A politically divided nation can mean a politically divided workplace. While employers generally hesitate to react to employees’ expression of political views, some comments viewed as extreme, threatening or inconsistent with the employer’s public image can result in the need to take appropriate action in response. While private employers are relatively free to discipline employees based on political expressions, governmental employers must respect their employees’ free speech rights. Last month, the Fourth Circuit Court of Appeals (which includes North Carolina and South Carolina) rejected a firefighter’s claims that his termination for social media comments violated his constitutional rights.

In Grutzmacher v. Howard County, the plaintiff was a battalion chief for the fire department, and had leadership and supervisory responsibilities over other firefighters.  In 2012, the department adopted social media and conduct policies that prohibited employees from engaging in communications that (1) involved discriminatory or harassing behavior; or (2) undermined the views of the department or county. While on-duty, the plaintiff posted the following comment to his personal Facebook page after watching a gun control debate: “Think of the satisfaction of beating a liberal to death with another liberal.” A few minutes later, another firefighter responded: “Gotta pick a fat one, those are the ‘high capacity’ ones. Oh…pick a black one, those are more ‘scary’.” The plaintiff in turn “liked” this response. After receiving complaints from other firefighters, the department directed the plaintiff to remove the post. He did so, but posted additional complaints about being required to do so.

After an initial suspension and investigation, the department terminated the plaintiff for violation of its policies, based on his approval of the racist overtones expressed in the dialog, insubordination and inconsistency with his leadership position.

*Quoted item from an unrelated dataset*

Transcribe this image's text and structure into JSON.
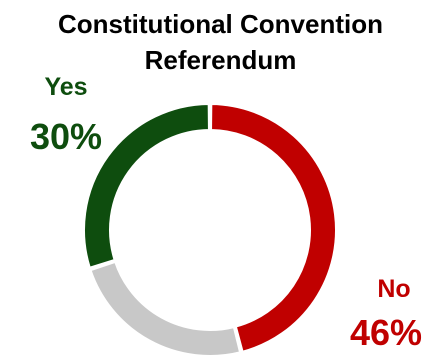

He sued under Section 1983, claiming violation of his First Amendment rights to free speech. The district court dismissed the suit, and the Fourth Circuit affirmed this dismissal.

The court accepted the department’s arguments that it did not violate the plaintiff’s First Amendment rights. While some of his comments may have reflected matters of public concern (gun control), they were inconsistent with his position within the department. While public employees do not relinquish their free speech rights, the employer has a countervailing interest in controlling the operations of its workplaces. In this case, the plaintiff’s social medial comments interfered with and impaired department operations based on the racial nature of the comments, as evidenced by complaints from black firefighters. The plaintiff’s leadership position within the department meant that his comments called into question his ability to fairly deal with black subordinates and members of the public.

The Fourth Circuit also noted the fact that the comments were made on-duty, and that the plaintiff continued his defiant behavior after being counseled about the consequences of his actions. Paramilitary organizations such as fire departments have an increased interest in maintaining discipline and the chain of command. The county subsequently amended its social media policy to remove the broad language about comments inconsistent with its interests. However, this decision demonstrates that with more narrowly drawn policies, public employers maintain the ability to discipline employees for social media behavior that proves truly disruptive to their operations.